Indonesian elections: stand & deliver

By Terry Lacey

(July 09, Jakarta, Sri Lanka Guardian) The eighteenth century British highwayman Dick Turpin would hold up the rich in their carriages at pistol-point, demanding money and jewels, by shouting “Stand and deliver.”

Now a generation of British politicians, Members of Parliament and banking chiefs who have robbed the people are being thrown out of their jobs on a wave of discontent at their salaries, bonuses and unjustifiable expenses, while people are losing jobs, salaries, pensions and houses.

Across the big ditch President Obama masterminds reform to the echoes of the old song of Pete Seeger that you can rob a man with a six-gun or with a fountain pen.
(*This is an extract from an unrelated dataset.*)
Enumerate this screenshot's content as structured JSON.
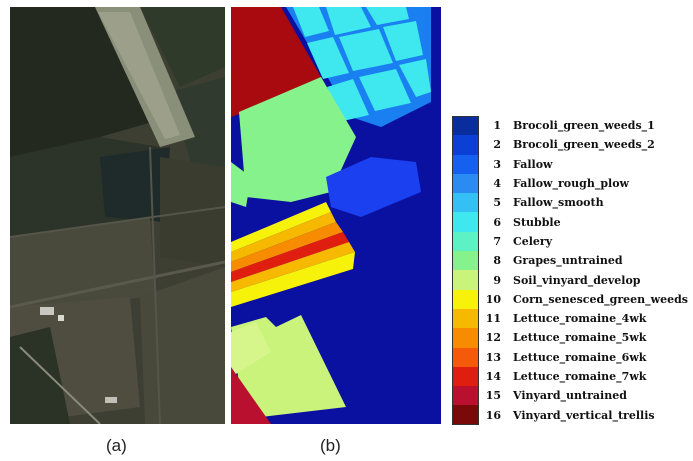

The bankers and finance gurus who led Americans to disaster now face jail and ruin. Even their wives won´t back them any more.

Asia with its corruption and a largely discredited political class has to move smartly, so that the global political tsunami now sweeping the US and Europe, destabilizing parts of Africa and Latin America, will not rebound again across the Asian region.

Thailand, with 7.1 percent economic contraction faces political crisis and a separatist Southern Muslim rebellion. Malaysia faces 6.2 percent economic contraction in a period of political fragility and transition. Singapore faces recession and knows political change has to come.

China, despite signs of recovery, faces the loss of up to 20 million jobs from the downturn, fears what will happen to its huge reserves in US bonds and its over-dependence on a US dollar that could be hit by high inflation, while facing a wave of discontent from the Muslim Uighur minority in under-developed Xinjiang.

The economy and development are the key. The real enemies are the economic gap between haves and have-nots, the sensitivities of the coincidence of economic privileges with ethnic groupings, and a revolution in rising expectations hitting a hard wall of harsh realities. These are dangerous times.

In the past the Asian way of consensus, softly-softly and step-by-step could cope, but the new global conditions need a sharper response and firmer faster leadership.

The best internal defense is development that reaches the poor.

Public administration reform becomes even more necessary than anti-corruption drives and the latter must become part of the former.

Policies cannot work without implementation and Asia needs speed. Too little too late will be the political epitaph of the leaders that fail.

But now Indonesia has a good chance. President Susilo Bambang Yudhoyono (SBY) has cruised to victory in the direct presidential elections on July 8th leading a coalition of his Democratic Party and Islamic allies, with 60 percent of the votes on a 72.5 percent turnout of 176.4 million voters.

This 2:1 victory potentially buys five years of stability and legitimacy.

SBY made a good start in his first term, with 4.4 percent growth this year, the highest consumer confidence in several years, the lowest inflation in nine years, a 25 percent drop in poverty in four years, a 40 percent stock market recovery in nine months, local conflicts under control and a start to public administration reform.

Now he is stronger, but the world is a harder place. The Indonesian ship of state must sail with a steady hand on the tiller through a stormy sea and emerge as part of the economic leadership of the world.

Without firm leadership from Indonesia, China and India the world recovery will be delayed and Asia will pay a higher price.

President Susilo Bambang Yudhoyono has taken his stand. Now he must deliver.

Terry Lacey is a development economist who writes from Jakarta on modernization in the Muslim world, investment and trade relations with the EU and Islamic banking.